Investigators were uncertain as to whether low fecal Alistipes could be used as a marker for predicting the outcome of FMT.
A new investigation into the efficacy of fecal microbiota transplantation (FMT) interventions found that both male and female patients with irritable bowel syndrome (IBS) and low fecal Alistipes levels were most likely not to respond to treatment.
However, investigators were uncertain as to whether low fecal Alistipes could be used as a marker for predicting the outcome of FMT.
Despite the prevalence of FMT interventions, recent research has suggested that the treatment is not successful for every IBS patient, since the outcome of FMT varies with the IBS subset.
As such, investigators led by Magdy El-Salhy, MD, PhD, Department of Clinical Medicine at the University of Bergen, Norway, investigated the factors that could potentially affect FMT response using a patient cohort from the team’s previous study.
Patients included in the study completed 5 questionnaires that assessed their symptoms and quality of life at baseline and at 2 weeks, 1 month, and 3 months following FMT.
The questionnaires included the IBS-SSS, Birmingham IBS Symptom, Fatigue Assessment Scale (FAS), IBS Quality of Life Scale (IBS-QoL), and the Short-Form Nepean Dyspepsia Index (SF-NDI).
Inclusion criteria consisted of being between 18-75 years and having moderate-to-severe IBS symptoms.
Patients were tasked with providing fecal samples at baseline and 1 month after the intervention, and were subsequently randomized at a 1:1:1 ratio into placebo, 30-g, and 60-g groups.
From there, the transplant was mixed manually and administered to the distal duodenum via a gastroscope.
The study included a total of 109 patients who received allogenic FMT.
Investigators observed that the response rates in males were significantly lower than in females (p=0.006). Regarding responders, the proportion of females was significantly higher than males, while in nonresponders the proportion of males was significantly higher than females.
No differences between responders and non-responders in IBS subtypes, age, or IBS duration was observed.
Additionally, the total IBS-SSS and Birmingham IBS Symptom scores did not differ between responders and non-responders at baseline, but decreased among responders 3 months after FMT.
However, the fluorescence signals of 6 bacteria including Alistipes, Actinobacteria, Bacteroides fragilis, Bacteroides pectinophilus, Streptococcus salivarius ssp. thermophilus, and sanguinis, and Akkermansia muciniphila differed considerably between responders and non-responders.

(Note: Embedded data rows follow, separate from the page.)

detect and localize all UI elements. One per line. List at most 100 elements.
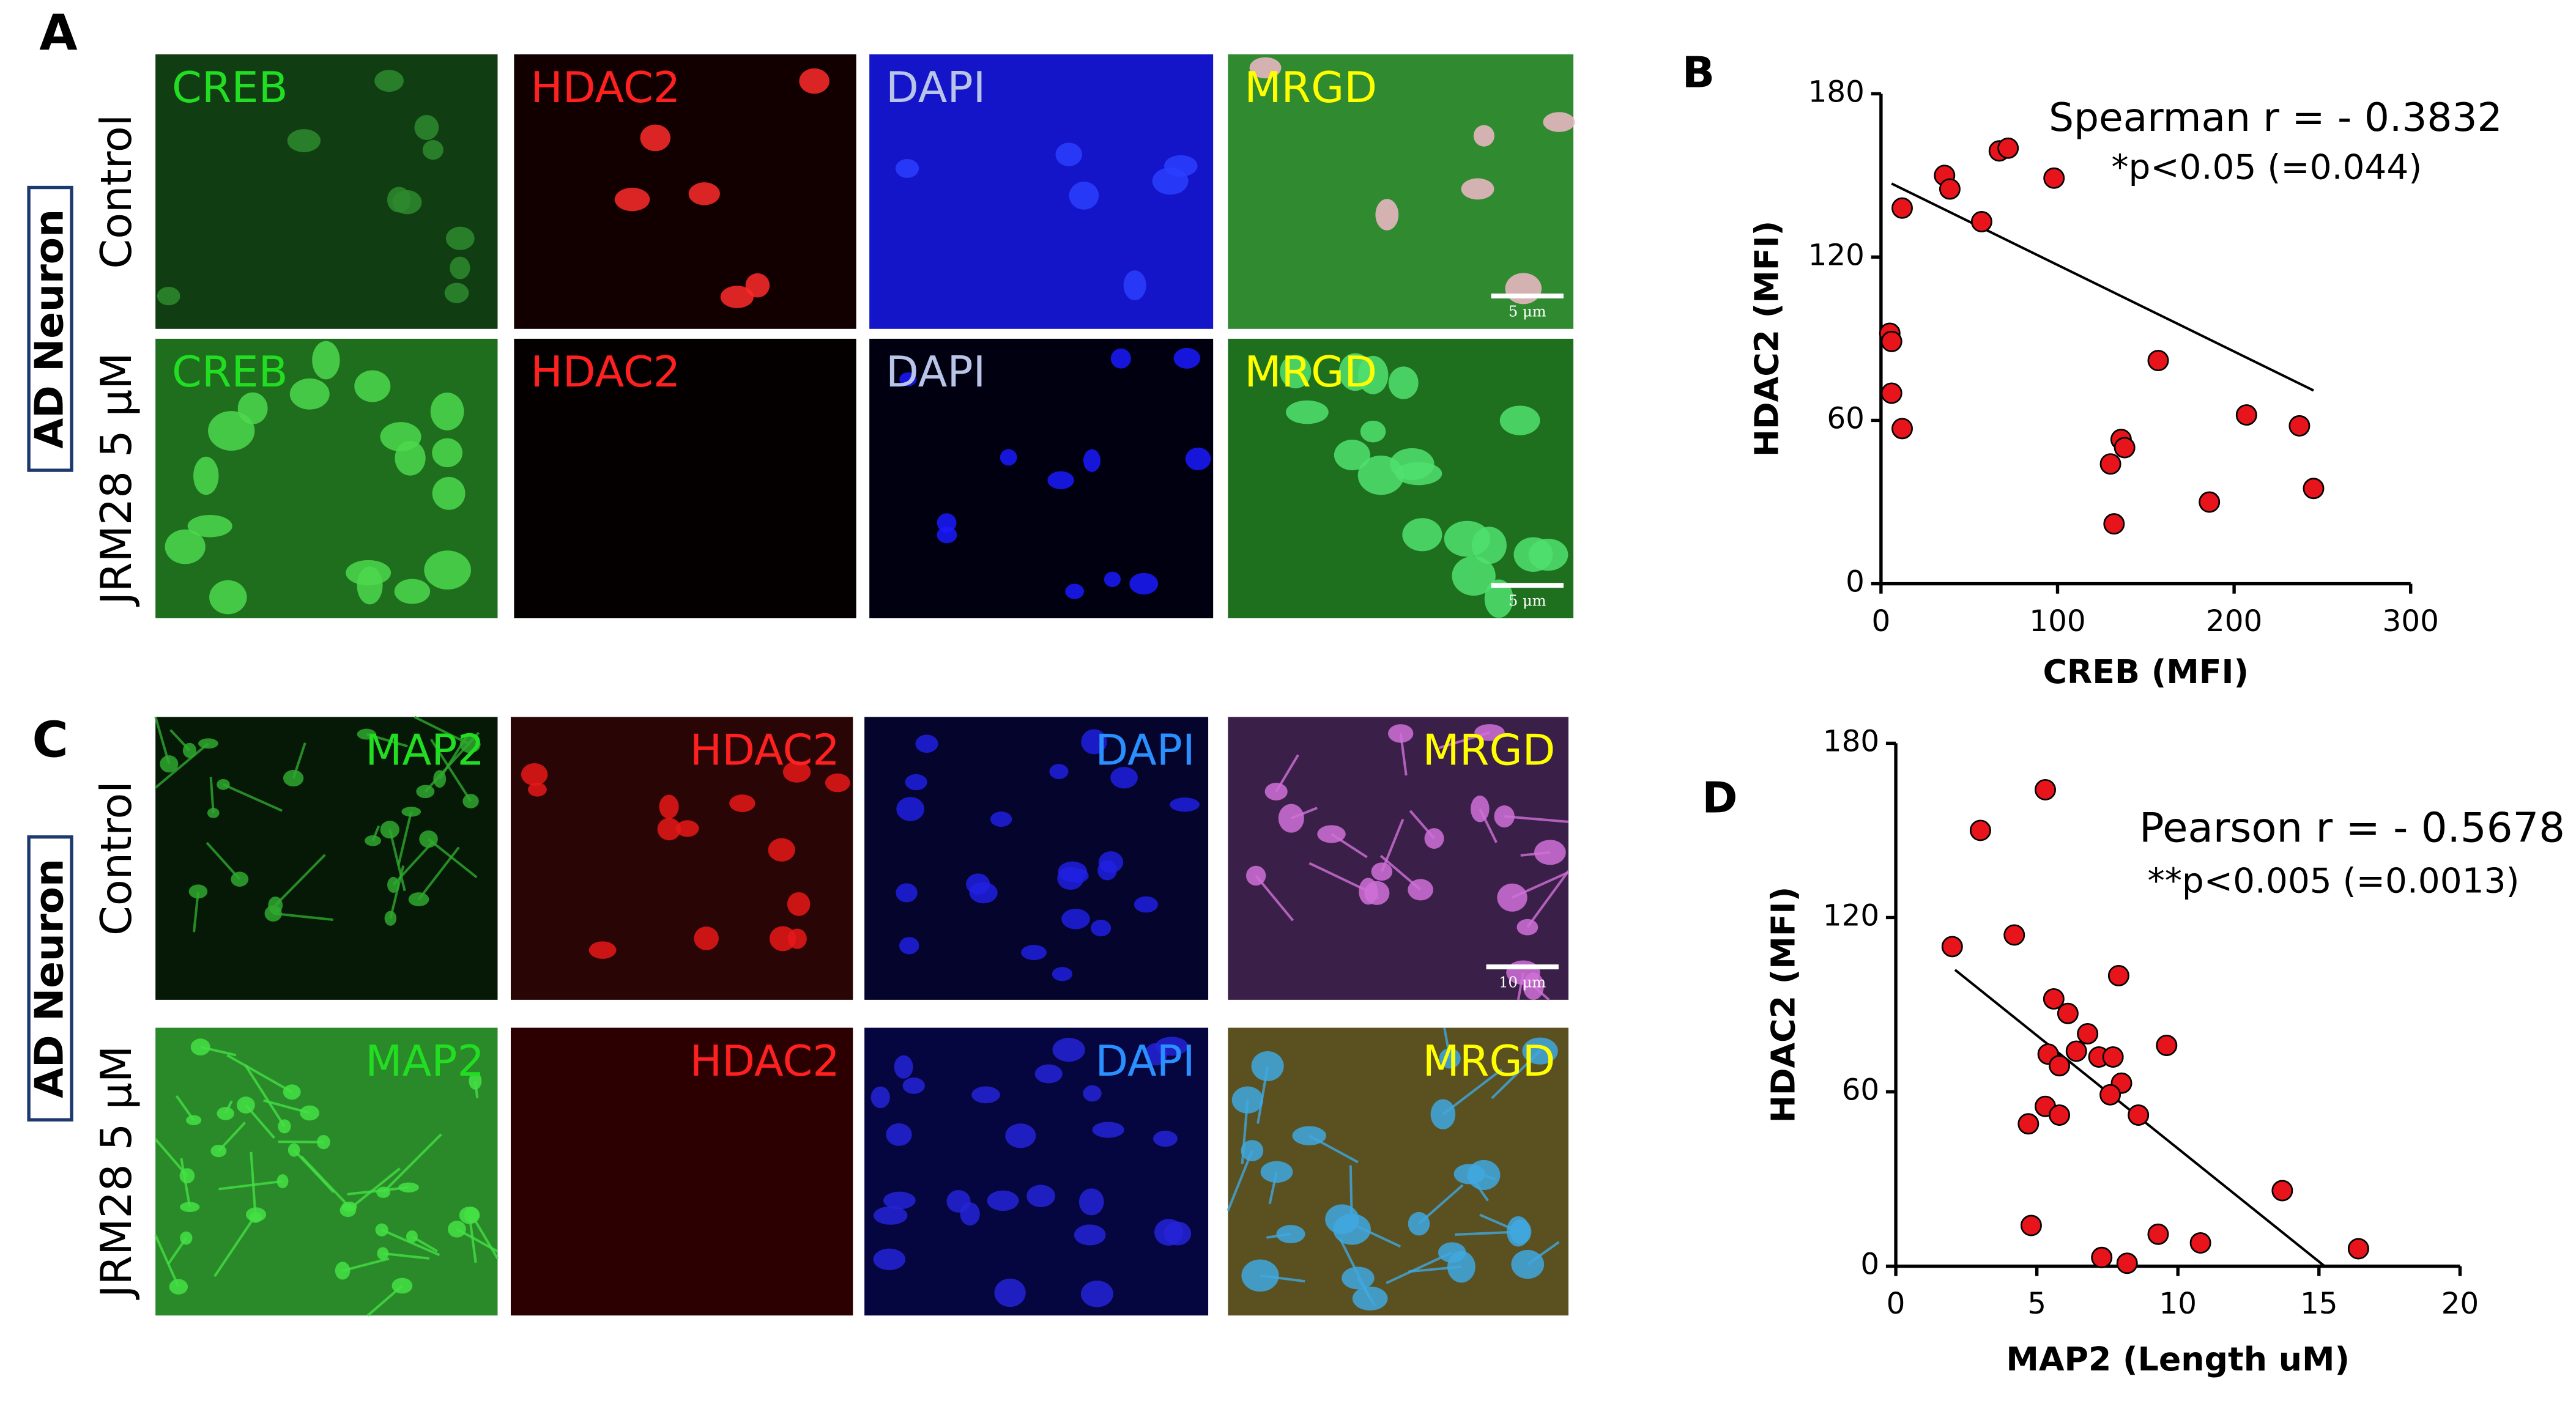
cell [387,877,399,893]
cell [899,937,919,955]
point [2128,1104,2150,1126]
point [1880,330,1902,352]
fiber [1308,862,1369,893]
point [2057,1002,2079,1024]
scale-bar-label: 10 μm [1499,974,1546,991]
channel-label: MAP2 [365,1037,484,1086]
fiber [1227,1150,1253,1211]
point [2099,453,2121,475]
point [2103,513,2125,535]
cell [169,1279,188,1295]
cell [1185,447,1211,471]
micrograph [154,1027,499,1317]
cell [1069,182,1099,210]
cell [180,1231,193,1245]
cell [1325,1204,1359,1235]
scale-bar-label: 5 μm [1509,303,1546,320]
cell [1061,909,1090,930]
cell [799,68,830,94]
x-tick-label: 10 [2159,1287,2197,1321]
micrograph [1228,338,1574,619]
channel-label: MAP2 [365,726,484,775]
fiber [414,715,471,746]
micrograph-bg [514,54,856,329]
cell [414,114,439,141]
point [1891,418,1913,440]
point [2288,415,2311,437]
cell [1360,420,1386,443]
x-tick-label: 15 [2300,1287,2338,1321]
point [2020,1214,2042,1237]
cell [896,883,918,903]
annotation: Pearson r = - 0.5678 [2139,804,2565,851]
cell [873,1248,906,1271]
fiber [1380,818,1405,873]
cell [675,820,699,837]
point [2107,964,2129,986]
micrograph [155,338,498,619]
cell [380,821,399,839]
cell [1173,347,1201,369]
fiber [1455,1230,1521,1236]
cell [1241,1140,1264,1161]
micrograph [510,1027,853,1316]
micrograph [155,54,498,329]
point [2147,350,2169,372]
cell [1474,724,1505,741]
point [2303,478,2325,500]
cell [640,124,670,152]
cell [1092,1122,1124,1138]
fiber [382,1133,442,1194]
channel-label: MRGD [1244,63,1377,113]
cell [186,1115,202,1125]
cell [1402,518,1442,552]
cell [994,1278,1026,1307]
cell [1129,572,1159,595]
cell [376,1186,390,1198]
cell [1170,797,1200,812]
point [2102,1046,2124,1068]
cell [1278,804,1304,833]
micrograph [1228,54,1575,329]
fiber [470,1214,499,1260]
point [2043,167,2065,189]
fiber [1526,870,1570,928]
cell [768,838,795,862]
channel-label: HDAC2 [690,1037,840,1086]
x-tick-label: 0 [1887,1287,1906,1321]
cell [870,1086,890,1109]
cell [459,736,481,753]
fiber [154,1138,188,1177]
micrograph-bg [869,54,1214,329]
cell [264,905,282,922]
cell [346,560,392,586]
cell [408,892,429,907]
fiber [417,846,460,900]
point [1969,819,1991,841]
cell [1513,537,1553,572]
point [2003,924,2025,946]
fiber [381,1229,440,1257]
cell [165,529,206,564]
cell [157,286,180,306]
point [1997,137,2019,159]
fiber [392,840,434,886]
cell [987,1190,1019,1211]
cell [1145,1043,1168,1066]
group-text: AD Neuron [26,209,72,449]
cell [283,769,304,787]
row-label: Control [92,114,141,269]
cell [990,811,1012,827]
fiber [388,829,406,892]
cell [873,1206,908,1225]
cell [886,1123,912,1146]
cell [1091,919,1112,937]
cell [432,438,463,468]
cell [1375,199,1399,231]
fiber [397,811,413,866]
cell [188,884,208,899]
cell [179,1168,195,1184]
scale-bar-label: 5 μm [1509,593,1546,610]
cell [341,1201,357,1212]
cell [416,785,435,799]
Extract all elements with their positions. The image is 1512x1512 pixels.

The fluorescence signals of Alistipes, Bacteroides fragilis, Streptococcus salivarius ssp. thermophilus, and Streptococcus sanguinis were higher in responders than in non-responders, while the fluorescence signals of Actinobacteria, Bacteroides pectinophilus, and Akkermansia muciniphila were lower in responders than in non-responders.
With the exception of Alistipes following FMT, no differences in the fluorescence signals of the bacteria were seen.
Additionally, though the fluorescence signals of Alistipes increased significantly after FMT in non-responders, it was not comparable to the levels observed in responders.
Regarding these changes in the fluorescence signals of Alistipes, the team noted that they have yet to determine the extent of these changes in regards to IBS improvement.
“Further studies are needed to establish whether Alistipes levels can be used as indicator to the FMT outcome,” the team wrote.
The study, "Irritable bowel syndrome patients who are not likely to respond to fecal microbiota transplantation," was published online in Neorogastroenterology and Motility.